Dès lors, cet écrit prend une force supplémentaire si l’on y entend en écho les drames intérieurs de Robert Walser. Sans tomber dans la psychobiographie qui n’est pas notre propos, n’est-il pas, pour le moins, très émouvant de penser que cette connaissance subtile des effets destructeurs que cause le désinvestissement d’amour dans lequel il nous entraîne le temps d’un poème, font partie, au-delà de son talent d’écrivain salué à l’époque par Kafka, Musil et Benjamin, d’une subtile sensibilité aux schizes et ruptures psychiques douloureuses qui le traversèrent et finirent par l’habiter ? L’on ne peut qu’être admiratif et profondément touché par la complexité raffinée avec laquelle il élabore, dans sa création poétique, les modalités fictionnelles qui tentent la re-communication vitale de deux psychismes qui se sont tragiquement perdus de vue dans un miroir…
Bibliographie :
Robert Walser, Blanche-Neige, ed. José Corti, 1987, édition bilingue, traduction par Hans Hartje et Claude Mouchard.
Robert Walser, Les enfants Tanner, ed Gallimard, collect. Folio, 1985, traduit par Jean Launay.
Robert Walser, Félix, ed. Mini Zoé, 1989, traduit par Wilfred Schiltknecht.

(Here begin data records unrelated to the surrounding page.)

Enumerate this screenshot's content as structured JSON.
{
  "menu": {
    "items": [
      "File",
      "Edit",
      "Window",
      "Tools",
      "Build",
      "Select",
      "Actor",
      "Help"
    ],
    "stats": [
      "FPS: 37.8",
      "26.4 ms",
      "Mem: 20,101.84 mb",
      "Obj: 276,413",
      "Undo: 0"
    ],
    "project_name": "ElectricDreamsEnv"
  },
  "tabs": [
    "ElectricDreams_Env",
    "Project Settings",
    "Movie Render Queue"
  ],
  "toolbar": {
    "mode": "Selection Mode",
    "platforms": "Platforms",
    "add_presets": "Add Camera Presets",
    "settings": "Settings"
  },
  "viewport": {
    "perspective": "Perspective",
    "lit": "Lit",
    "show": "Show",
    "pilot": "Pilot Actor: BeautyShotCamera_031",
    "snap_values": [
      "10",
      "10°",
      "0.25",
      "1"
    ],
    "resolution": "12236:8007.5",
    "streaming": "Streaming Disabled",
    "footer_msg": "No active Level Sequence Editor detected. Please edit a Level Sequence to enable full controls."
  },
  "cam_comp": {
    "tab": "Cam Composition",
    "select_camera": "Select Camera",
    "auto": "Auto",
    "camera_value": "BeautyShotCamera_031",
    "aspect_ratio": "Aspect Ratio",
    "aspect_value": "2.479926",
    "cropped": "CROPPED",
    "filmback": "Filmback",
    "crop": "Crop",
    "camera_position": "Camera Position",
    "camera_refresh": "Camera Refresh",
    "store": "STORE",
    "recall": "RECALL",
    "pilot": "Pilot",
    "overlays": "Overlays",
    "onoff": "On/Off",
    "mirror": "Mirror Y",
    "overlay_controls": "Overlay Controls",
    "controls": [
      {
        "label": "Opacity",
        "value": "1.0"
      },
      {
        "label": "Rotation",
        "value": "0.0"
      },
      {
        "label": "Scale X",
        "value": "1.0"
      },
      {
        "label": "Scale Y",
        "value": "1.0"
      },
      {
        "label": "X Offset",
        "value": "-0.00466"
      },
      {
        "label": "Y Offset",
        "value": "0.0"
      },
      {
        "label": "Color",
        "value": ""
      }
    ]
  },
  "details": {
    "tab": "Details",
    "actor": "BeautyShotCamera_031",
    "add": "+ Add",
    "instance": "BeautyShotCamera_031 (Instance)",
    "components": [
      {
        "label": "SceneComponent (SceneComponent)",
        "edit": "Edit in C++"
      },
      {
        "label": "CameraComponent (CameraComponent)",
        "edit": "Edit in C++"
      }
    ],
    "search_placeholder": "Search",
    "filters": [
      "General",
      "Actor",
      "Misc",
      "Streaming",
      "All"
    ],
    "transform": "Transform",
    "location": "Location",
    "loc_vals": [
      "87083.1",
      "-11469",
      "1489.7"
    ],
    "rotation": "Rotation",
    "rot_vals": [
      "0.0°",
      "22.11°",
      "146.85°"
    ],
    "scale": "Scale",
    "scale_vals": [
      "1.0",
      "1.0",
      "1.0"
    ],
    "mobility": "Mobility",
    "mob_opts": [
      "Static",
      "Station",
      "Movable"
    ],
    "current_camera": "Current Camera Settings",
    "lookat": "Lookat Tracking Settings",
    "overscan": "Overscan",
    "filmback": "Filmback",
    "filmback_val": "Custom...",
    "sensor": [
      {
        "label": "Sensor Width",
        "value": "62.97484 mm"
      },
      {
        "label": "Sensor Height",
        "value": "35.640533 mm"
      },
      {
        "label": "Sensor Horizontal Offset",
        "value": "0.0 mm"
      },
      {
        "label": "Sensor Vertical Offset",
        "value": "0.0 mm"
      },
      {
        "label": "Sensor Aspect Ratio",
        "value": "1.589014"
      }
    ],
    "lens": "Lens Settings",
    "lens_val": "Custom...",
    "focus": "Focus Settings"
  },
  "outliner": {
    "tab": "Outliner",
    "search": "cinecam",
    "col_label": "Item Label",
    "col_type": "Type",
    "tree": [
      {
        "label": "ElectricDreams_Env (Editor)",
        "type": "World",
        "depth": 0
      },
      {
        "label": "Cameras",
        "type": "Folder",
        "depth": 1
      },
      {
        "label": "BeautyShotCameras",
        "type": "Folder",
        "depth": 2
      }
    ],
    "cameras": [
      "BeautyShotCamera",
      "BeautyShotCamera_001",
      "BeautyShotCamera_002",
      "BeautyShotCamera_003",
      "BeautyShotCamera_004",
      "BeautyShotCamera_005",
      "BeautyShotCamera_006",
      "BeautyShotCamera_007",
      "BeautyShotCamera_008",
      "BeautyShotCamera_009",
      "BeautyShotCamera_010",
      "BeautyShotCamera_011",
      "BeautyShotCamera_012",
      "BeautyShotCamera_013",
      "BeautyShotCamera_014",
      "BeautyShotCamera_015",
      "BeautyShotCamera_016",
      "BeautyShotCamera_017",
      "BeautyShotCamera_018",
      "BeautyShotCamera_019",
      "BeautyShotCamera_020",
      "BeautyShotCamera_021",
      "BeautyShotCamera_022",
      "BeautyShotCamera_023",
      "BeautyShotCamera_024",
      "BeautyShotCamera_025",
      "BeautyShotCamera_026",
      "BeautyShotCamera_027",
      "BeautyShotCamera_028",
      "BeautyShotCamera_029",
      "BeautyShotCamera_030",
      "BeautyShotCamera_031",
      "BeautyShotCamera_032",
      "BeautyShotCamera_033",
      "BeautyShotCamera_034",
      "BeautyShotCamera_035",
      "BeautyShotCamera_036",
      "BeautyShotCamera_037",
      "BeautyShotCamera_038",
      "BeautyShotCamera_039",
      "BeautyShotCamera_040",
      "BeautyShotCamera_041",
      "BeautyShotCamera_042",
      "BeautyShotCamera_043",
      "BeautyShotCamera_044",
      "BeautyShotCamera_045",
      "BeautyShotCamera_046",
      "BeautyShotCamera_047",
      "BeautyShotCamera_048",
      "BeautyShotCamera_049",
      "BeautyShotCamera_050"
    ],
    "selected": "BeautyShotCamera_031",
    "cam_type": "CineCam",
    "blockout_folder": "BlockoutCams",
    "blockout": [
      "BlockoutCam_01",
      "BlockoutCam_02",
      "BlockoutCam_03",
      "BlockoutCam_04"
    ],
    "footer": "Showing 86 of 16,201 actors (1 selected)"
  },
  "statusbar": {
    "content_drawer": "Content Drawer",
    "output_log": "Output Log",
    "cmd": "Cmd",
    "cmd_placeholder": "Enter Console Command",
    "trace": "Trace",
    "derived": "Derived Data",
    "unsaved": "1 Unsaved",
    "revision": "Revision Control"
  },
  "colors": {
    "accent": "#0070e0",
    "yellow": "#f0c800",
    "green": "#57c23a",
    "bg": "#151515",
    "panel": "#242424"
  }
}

Robert Walser, Vie de poète, ed. Zoé, 2006, par Marion Graf.
Robert Walser, L’institut Benjamenta, ed Gallimard, coll. L’Imaginaire, 1993, traduit de l’Allemand par Marthe Robert.
Robert Walser, Retour dans la neige, proses brèves, ed Zoé, 1999, traduit par Golnaz Houdichar.
Sigmund Freud, « Un enfant est battu », in Névrose, Psychose et Perversion, PUF, 1985, traduit sous la direction de Jean Laplanche.
Harold Searles, « Les sentiments positifs dans la relation entre le schizophrène et sa mère », in L’effort pour rendre l’autre fou, Gallimard, 1977, traduit par Brigitte Bost.